Once a document on Google Docs becomes too big and complicated to make sure it is consistent, it is a good idea to migrate it to Latex. In particular we can support both Google Docs style editing via Overleaf and Pull Request reviewing via Github.

Convert Google Docs document to Latex

I was impressed about how well docx2latex.com worked, it correctly imported:

  • sectioning based on title styles in Google Docs
  • all images
  • tables!
  • page header with image!

Just download the docx from Google Docs and upload to docx2latex, if needs to be < 10 MB, so remove large images before exporting from Google Docs if it is bigger.

Then you will be able to download a zip with the Latex source and images.

Import to Github

If you don’t need Github, you can directly upload the zip archive to Overleaf and be done.
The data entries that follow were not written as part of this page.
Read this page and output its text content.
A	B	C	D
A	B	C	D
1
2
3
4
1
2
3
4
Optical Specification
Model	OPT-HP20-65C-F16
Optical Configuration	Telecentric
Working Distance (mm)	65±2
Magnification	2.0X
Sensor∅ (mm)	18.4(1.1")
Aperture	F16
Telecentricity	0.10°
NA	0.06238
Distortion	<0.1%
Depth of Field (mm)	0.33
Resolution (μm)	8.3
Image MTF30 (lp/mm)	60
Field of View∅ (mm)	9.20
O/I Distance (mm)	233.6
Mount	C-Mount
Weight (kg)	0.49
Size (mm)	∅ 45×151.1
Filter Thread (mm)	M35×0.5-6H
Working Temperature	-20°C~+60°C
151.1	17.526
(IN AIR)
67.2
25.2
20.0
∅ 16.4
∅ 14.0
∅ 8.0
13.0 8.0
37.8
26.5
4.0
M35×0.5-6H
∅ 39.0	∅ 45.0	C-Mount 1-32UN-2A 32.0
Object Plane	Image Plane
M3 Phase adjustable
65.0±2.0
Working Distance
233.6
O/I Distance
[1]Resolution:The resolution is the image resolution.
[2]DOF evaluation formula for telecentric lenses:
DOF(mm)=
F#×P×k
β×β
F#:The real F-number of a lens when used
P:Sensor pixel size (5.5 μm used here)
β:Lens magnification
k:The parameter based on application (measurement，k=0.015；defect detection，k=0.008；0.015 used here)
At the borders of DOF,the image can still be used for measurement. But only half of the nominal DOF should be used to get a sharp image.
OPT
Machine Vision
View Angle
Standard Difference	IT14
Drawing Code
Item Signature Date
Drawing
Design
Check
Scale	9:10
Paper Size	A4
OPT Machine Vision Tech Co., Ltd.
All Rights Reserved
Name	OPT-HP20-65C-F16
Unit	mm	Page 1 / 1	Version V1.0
However, it is nice to have a backup on Github, and support users that prefer editing latex outside of their browser…

So create a repository, even private and upload the content of the archive after having removed the PDF artifacts.

Integration with Overleaf

Main issue the Github integration with Overleaf is they require write access to all your repositories (!! crazy, I know).

So let’s create a new Github account, I called mine zoncaoverleafbot and invite the new user to be a Collaborator to the repository.

Then login to Overleaf with your real account, click on “Import from Github”, and when you are redirected to Github to link your account, link the overleafbot account instead, which only has access to the Latex repositories.

Now on Overleaf click on “New project” and “Import from Github”.

If your repository doesn’t show in the list, it is probably because it belongs to an organization, in that case see the Github help to fix it.

Synchronization

Synchronization of Overleaf and Github is always done on Overleaf.

Once in a while, you can manually synchronize from/to Github using the Github button. If you share the project by sending someone the “Edit” link, they can also use the Github integration that the project owner has configured, so no need for them to link their Github account. Best would be for each Overleaf user, each time they login, to pull changes from Github before starting to work and push their changes with a commit message when they are done.